Botany opening held back until October
AMP Asset Management will open the first stage of its Botany town centre development five months later than planned, so retailers can go quickly into a Christmas season instead of having to stock for half a winter.
AMPAM planned to open the first outlets in the centre in May, but will now open those doors in October.
Meanwhile, across the road, the bulk of Westland Ltd’s Hub site is on the market, though not publicly so. Westland director Mark Gunton took a “neither confirm nor deny” stance this week on the sale, wanting to focus his attention on relations within the group. But I understand the sale by private treaty has a 5 May deadline, with CB Richard Ellis as sole agents.
CB Richard Ellis director Paddy Callesen said he was unable to comment.

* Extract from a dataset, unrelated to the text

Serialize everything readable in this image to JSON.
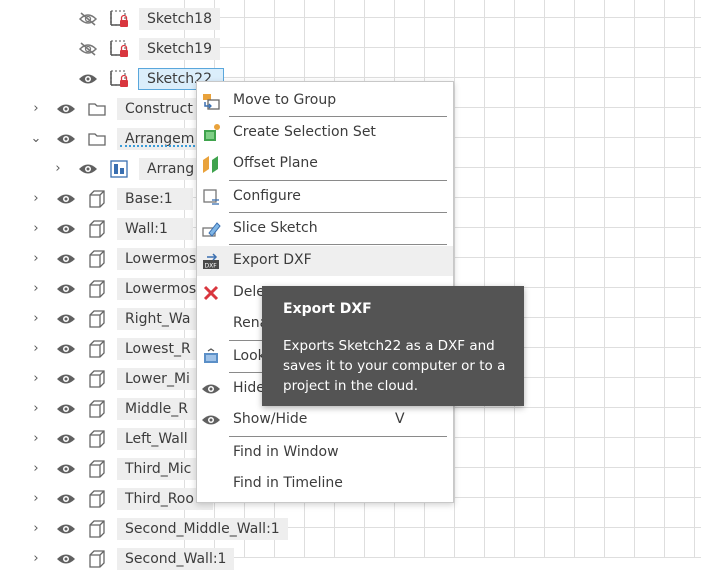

Mr Gunton and several other investors are in partnership at Westland with the Waipareira Trust, whose financial affairs have been put under the spotlight by Act leader Richard Prebble.
But long before that happened, The Hub was in trouble. Mr Gunton complained a year ago that AMP was holding up work on his site for competitive reasons. AMP and Foodstuffs’ property arm, which is selling the main 17.6ha Botany Downs site to AMP, argued that Westland’s Hub plans were nonconforming for the site.
They were also surprised that Mr Gunton had signed unconditionally to buy the land without checking the zoning properly and without getting his development further advanced.
However, Westland has sold a 1.76ha lot for $4 million to Progressive Enterprises, which will build a Foodtown to compete with Foodstuffs’ existing Pak N’ Save and second Botany Downs outlet, a 3500mÂ² New World. That leaves a site of about 5.1ha for Westland to sell, with a layout in place for an entertainment-based project.
Jitters on the Hub site can only have helped AMP in finding tenants for its project, which will run the gamut of retailing in a re-creation of village life.
AMPAM is using specialist firm Retail Solutions and Ash Hira of Colliers Jardine to put its tenancy programme together, but it is also working in a distinctly different fashion from the New Zealand standard.
Instead of finding a priced-right site, designing a rectangle and filling it, AMPAM began with lifestyle and town centre concepts, consulted locals and has consciously worked at all stages through a people-oriented process rather than an entirely retail-related, profit-maximising project.
Even so, the first patch of Botany to be developed will be heavily retail — large-format shops and most of the parking at the site’s northern end.
“Our critical thing now is to complete the earthworks in the next two to three weeks,” development manager Mike Geale (right) said this week.
Including the New World and a 7400mÂ² Farmers store, he has 26,000mÂ² of large tenancies leased, including some in the main shopping centre area. Others include Briscoes, Noel Leeming, Hill & Stewart, Bond & Bond and the Baby Factory.
“About 50% of the lettable area has been leased. We had a 7 March special retail launch and since then the response has been extraordinary.”
One tool to build that interest has been a CD digital drive-through of the site, “instead of having lots of models.”
The original research for AMP’s project was done in late 1998. Mr Geale said the constant reviewing was showing that the growth forecast for the immediate surrounding area and wider catchment was well short of actual. “The population growth forecast is about 30% lighter than we’re seeing. we were forecasting 210,000 living there by 2011. We think we’ll get there sooner.”
When AMP revealed the look of its $180 million project a year ago, Mr Geale said it would have a mix from the bulk format to smaller shops facing traditional-style streets, a town square and a covered mall, an entertainment segment and a supermarket, a fashion precinct, walkways and garden terrace offices.
The promotional material now says the centre is designed for people. “Walk through Botany for open-air shopping, relaxed restaurant and cafe-style dining, entertainment and the everyday necessities of life. Like any other town centre there are offices for professional services, banks and other services.”
As a place to relax as well as shop, Mr Geale said it would stay open much longer than most malls. “The success of Botany is going to be the services, the performance and the show the retailers put on. I know it sounds a bit glib, but we’re working with the retailers to make sure there’s a fit with the community’s needs.”
With plans for 136 specialty retail outlets, Mr Geale said a marketing manager had been appointed (Scott White, from Westfield), a retail manager who will be involved in leasing and management of the relationship between developer and retailers (Gale Wieland, from South Africa), and a Perth-based specialist food consultant (Hazel Williams, whose company is called The Business of Food).
“She is focusing on the mix planning, making sure we’ve got the range of menus and the right offering. She doesn’t design stores.”
The whole project should be fully open in about a year.